The results are surprising. The performance across all ML methods is poor. On the scaffold split, nearest-neighbour outperforms MIST and nears the performance of DreaMS. DreaMS, the top model under the random split, drops sharply under the scaffold split, showing poor generalization. Even more puzzling is the modest performance on an easy setting (the random split) where there is high molecular overlap between training and test sets (51.9% for NPLIB1, 92.3% for MassSpecGym and 99.5% for NIST2023). These findings contradict the hypothesis that low performance arises primarily from insufficient training coverage11. Simply adding more data to existing models is unlikely to solve the problem.
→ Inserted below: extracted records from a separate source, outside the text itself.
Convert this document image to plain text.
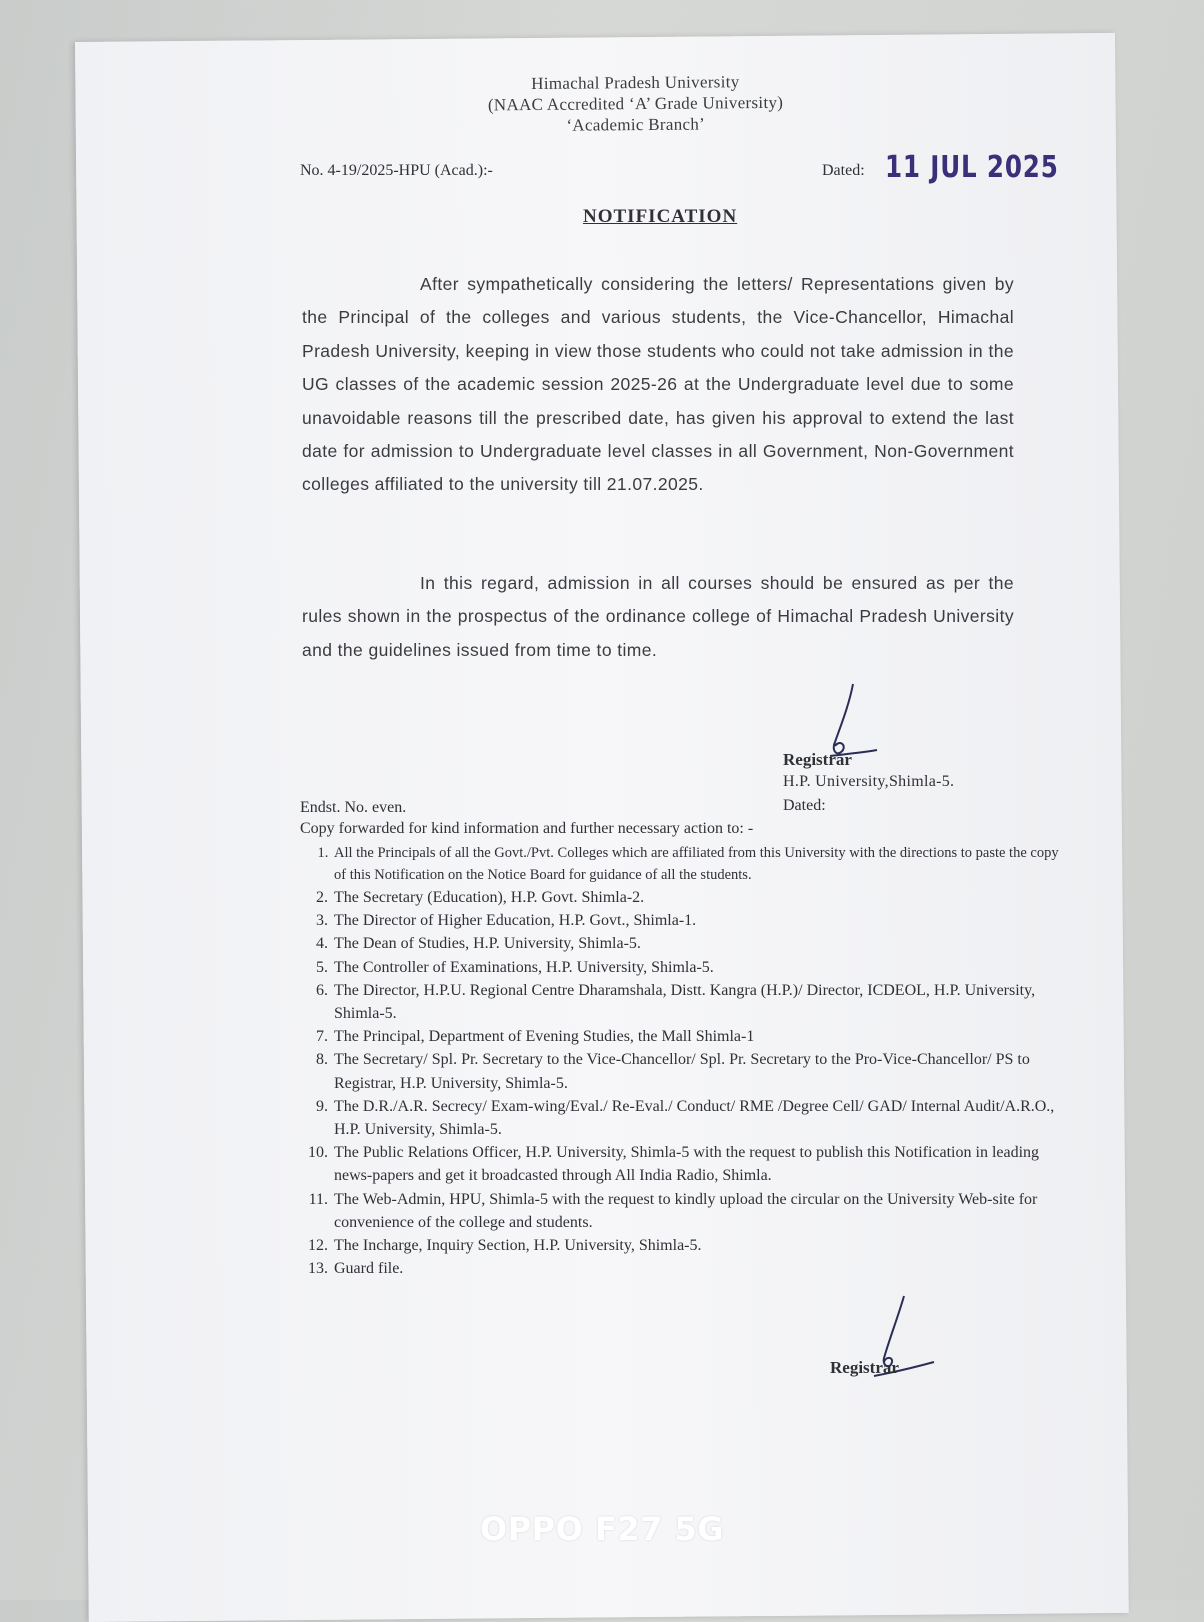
Himachal Pradesh University
(NAAC Accredited ‘A’ Grade University)
‘Academic Branch’
No. 4-19/2025-HPU (Acad.):-	Dated: 11 JUL 2025
NOTIFICATION
After sympathetically considering the letters/ Representations given by the Principal of the colleges and various students, the Vice-Chancellor, Himachal Pradesh University, keeping in view those students who could not take admission in the UG classes of the academic session 2025-26 at the Undergraduate level due to some unavoidable reasons till the prescribed date, has given his approval to extend the last date for admission to Undergraduate level classes in all Government, Non-Government colleges affiliated to the university till 21.07.2025.
In this regard, admission in all courses should be ensured as per the rules shown in the prospectus of the ordinance college of Himachal Pradesh University and the guidelines issued from time to time.
Registrar
H.P. University,Shimla-5.
Dated:
Endst. No. even.
Copy forwarded for kind information and further necessary action to: -
1. All the Principals of all the Govt./Pvt. Colleges which are affiliated from this University with the directions to paste the copy of this Notification on the Notice Board for guidance of all the students.
2. The Secretary (Education), H.P. Govt. Shimla-2.
3. The Director of Higher Education, H.P. Govt., Shimla-1.
4. The Dean of Studies, H.P. University, Shimla-5.
5. The Controller of Examinations, H.P. University, Shimla-5.
6. The Director, H.P.U. Regional Centre Dharamshala, Distt. Kangra (H.P.)/ Director, ICDEOL, H.P. University, Shimla-5.
7. The Principal, Department of Evening Studies, the Mall Shimla-1
8. The Secretary/ Spl. Pr. Secretary to the Vice-Chancellor/ Spl. Pr. Secretary to the Pro-Vice-Chancellor/ PS to Registrar, H.P. University, Shimla-5.
9. The D.R./A.R. Secrecy/ Exam-wing/Eval./ Re-Eval./ Conduct/ RME /Degree Cell/ GAD/ Internal Audit/A.R.O., H.P. University, Shimla-5.
10. The Public Relations Officer, H.P. University, Shimla-5 with the request to publish this Notification in leading news-papers and get it broadcasted through All India Radio, Shimla.
11. The Web-Admin, HPU, Shimla-5 with the request to kindly upload the circular on the University Web-site for convenience of the college and students.
12. The Incharge, Inquiry Section, H.P. University, Shimla-5.
13. Guard file.
Registrar
OPPO F27 5G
To understand these failures, we turn to data-attribution methods, which trace model performance back to the data from which the algorithm learns. These methods identify examples that are hard for the model to reason about, leading to the ultimate performance drop. We use two complementary approaches — influence functions and learning-to-split — to ensure robustness. Influence functions identify training examples that help or hurt specific predictions. Learning-to-split instead takes all the data and divides them into training and test sets, so the test performance is the lowest. De facto, it selects test examples that are the hardest for the algorithm to understand. By analysing these examples, we can get a better understanding of how the algorithms fail. Below we summarize results of these analyses applied to ML algorithms for LC–MS/MS.
Inability to generalize across experimental conditions Both learning-to-split and influence functions flag spectra of molecules collected under different conditions as challenging. While current datasets contain data from multiple experimental settings, algorithms fail to model how change in conditions impacts the spectra.
Inability to capture peak intensity Data attribution methods show that models struggle to distinguish molecules with similar m/z distributions but different intensity profiles. In fact, regardless of intensity, the algorithm maps spectra with similar m/z patterns into similar vector representations, largely ignoring intensity information.